Liputan6.com, Yogyakarta - Janur kuning merupakan daun muda dari beberapa jenis tumbuhan palma besar, terutama kelapa, enau, dan rumbia. Tak hanya berfungsi sebagai penanda jalan atau pernikahan, janur kuning ternyata memiliki makna dan simbol yang lebih agung daripada sekadar sebuah penanda.
Janur kuning memang identik dengan pesta pernikahan. Bahkan, ada ungkapan "sebelum janur kuning melengkung" yang menggambarkan sebuah pernikahan yang belum terlaksana.
Janur kuning biasanya dirangkai menjadi untaian menjulang ke atas menyerupai umbul-umbul, tetapi belakangan janur kuning dikreasikan menjadi aneka bentuk rangkaian, seperti bunga tangan, pembungkus makanan, dan perhiasan. Hal ini menunjukkan bahwa kebudayaan yang ada Indonesia membawa masyarakat memanfaatkan janur untuk berbagai keperluan dan fungsi.
Advertisement
Baca Juga
Bunga tangan, perhiasan, perangkat keperluan kuliner, ritual tradisi, ritual keagamaan, hingga elemen estetika dekoratif yang indah merupakan sedikit dari sekian banyak fungsi janur kuning. Simbolisasi pemakaian janur kuning ini telah tercatat semenjak berabad silam, terutama pada suku Jawa, Bali, dan Sunda.

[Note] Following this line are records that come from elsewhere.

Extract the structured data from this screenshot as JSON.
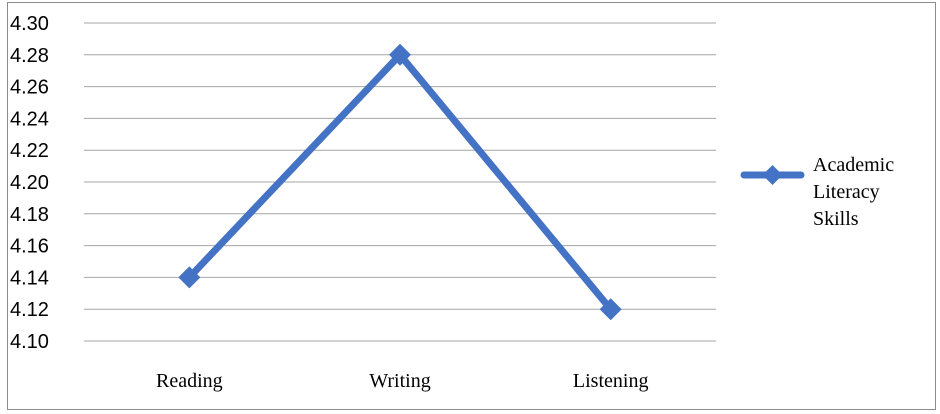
{
  "chart_data": {
    "type": "line",
    "title": "",
    "xlabel": "",
    "ylabel": "",
    "categories": [
      "Reading",
      "Writing",
      "Listening"
    ],
    "series": [
      {
        "name": "Academic Literacy Skills",
        "name_lines": [
          "Academic",
          "Literacy",
          "Skills"
        ],
        "values": [
          4.14,
          4.28,
          4.12
        ],
        "color": "#4472c4",
        "marker": "diamond"
      }
    ],
    "ylim": [
      4.1,
      4.3
    ],
    "yticks": [
      "4.30",
      "4.28",
      "4.26",
      "4.24",
      "4.22",
      "4.20",
      "4.18",
      "4.16",
      "4.14",
      "4.12",
      "4.10"
    ],
    "grid": true,
    "legend_position": "right"
  }
}
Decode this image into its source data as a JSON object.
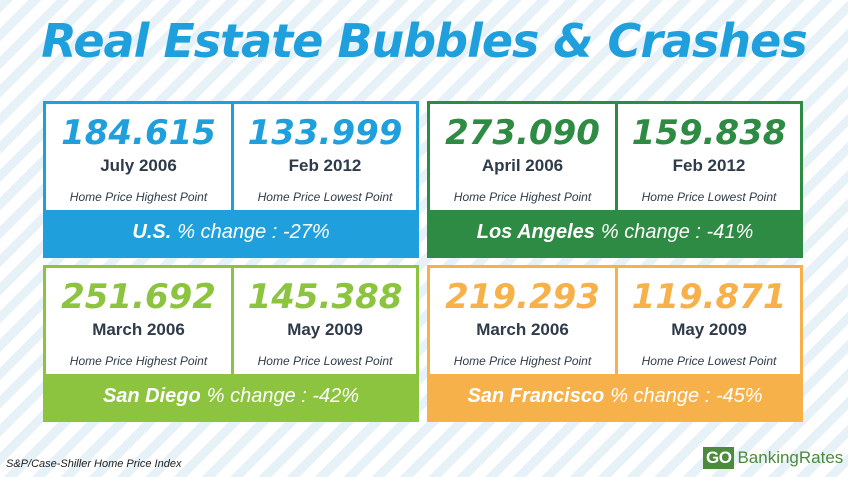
{
  "title": "Real Estate Bubbles & Crashes",
  "colors": {
    "title": "#1fa0dd",
    "us": "#1fa0dd",
    "la": "#2e8b43",
    "sd": "#8cc43f",
    "sf": "#f7b14a",
    "dark_text": "#2f3b4a",
    "logo_green": "#4b8b3b"
  },
  "cards": {
    "us": {
      "high_value": "184.615",
      "high_date": "July 2006",
      "high_label": "Home Price Highest Point",
      "low_value": "133.999",
      "low_date": "Feb 2012",
      "low_label": "Home Price Lowest Point",
      "region": "U.S.",
      "change": "% change : -27%"
    },
    "la": {
      "high_value": "273.090",
      "high_date": "April 2006",
      "high_label": "Home Price Highest Point",
      "low_value": "159.838",
      "low_date": "Feb 2012",
      "low_label": "Home Price Lowest Point",
      "region": "Los Angeles",
      "change": "% change : -41%"
    },
    "sd": {
      "high_value": "251.692",
      "high_date": "March 2006",
      "high_label": "Home Price Highest Point",
      "low_value": "145.388",
      "low_date": "May 2009",
      "low_label": "Home Price Lowest Point",
      "region": "San Diego",
      "change": "% change : -42%"
    },
    "sf": {
      "high_value": "219.293",
      "high_date": "March 2006",
      "high_label": "Home Price Highest Point",
      "low_value": "119.871",
      "low_date": "May 2009",
      "low_label": "Home Price Lowest Point",
      "region": "San Francisco",
      "change": "% change : -45%"
    }
  },
  "footnote": "S&P/Case-Shiller Home Price Index",
  "logo": {
    "prefix": "GO",
    "name": "BankingRates"
  }
}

Lipatan daun kelapa muda ini lazimnya digunakan sebagai penghias sekaligus penanda sebuah ritual, perayaan, hajatan, atau perhelatan besar. Jika kamu tinggal di Jawa, Bali, atau Sunda, janur kuning tentu bisa dengan mudah ditemukan, terutama saat ada perayaan tertentu.
Asal Kata Janur
Kata 'janur' berasal dari bahasa Arab yang berarti cahaya dari surga, sedangkan kata kuning diambil dari bahasa Jawa yang berarti suci. Beberapa masyarakat Jawa bahkan mengartikan janur kuning sebagai 'sejatining nur', yang berarti cahaya sejati.
Secara garis besar, janur memiliki makna bahwa sejatinya manusia membutuhkan cahaya dari Tuhan untuk dapat melihat jelas hal yang baik dan buruk. Tak hanya itu, dalam tradisi Jawa, janur juga dianggap sebagai simbol kebahagiaan.
Simbol kebahagiaan janur ini dibentuk menjadi beragam bentuk dan fungsi. Sebut saja bentuk bulat atau semacam bokor dan umbul-umbul yang berfungsi sebagai penanda atau petunjuk.
Kemudian, ada pula janur yang dirangkai menjadi kembar mayang, yaitu sepasang hiasan dekoratif yang dipajang di pelaminan. Dalam upacara perkawinan adat Jawa, kembar mayang digunakan sejak prosesi midodareni hingga prosesi panggih.
Hiasan dekoratif ini pun menjadi simbol penyatuan dua individu dalam kehidupan rumah tangga. Sementara warna keputih-putihan pada janur merupakan simbol doa agar cinta dan kasih sayang di antara mempelai senantiasa selalu muda.
Ada juga yang membentuk janur kuning dengan teknik gembung, yakni teknik baru yang mengkreasikan bentuk janur lebih besar di bagian bawah, yang makin ke atas semakin mengecil. Teknik tersebut merupakan simbolisasi penyembahan diri terhadap Tuhan.
Bagi masyarakat Sunda, janur biasa digunakan sebagai pembungkus makanan karena janur memiliki sifat yang kuat dan tahan panas. Ditambah lagi, janur juga menciptakan aroma tersendiri yang membuat makanan terasa lebih menggugah selera.
Sementara di Bali, rangkaian janur yang disebut penjor ini lebih dominan digunakan sebagai alat dalam upacara adat. Penjor biasanya dirangkai dalam berbagai bentuk yang umumnya berupa umbul-umbul.
Umbul-umbul ini diikat pada sebuah bambu panjang dan dipasang di tepi jalan sebagai simbol ungkapan syukur atas anugerah Tuhan. Bahkan, dalam beberapa kesempatan, penjor juga digunakan sebagai sarana penangkal bala.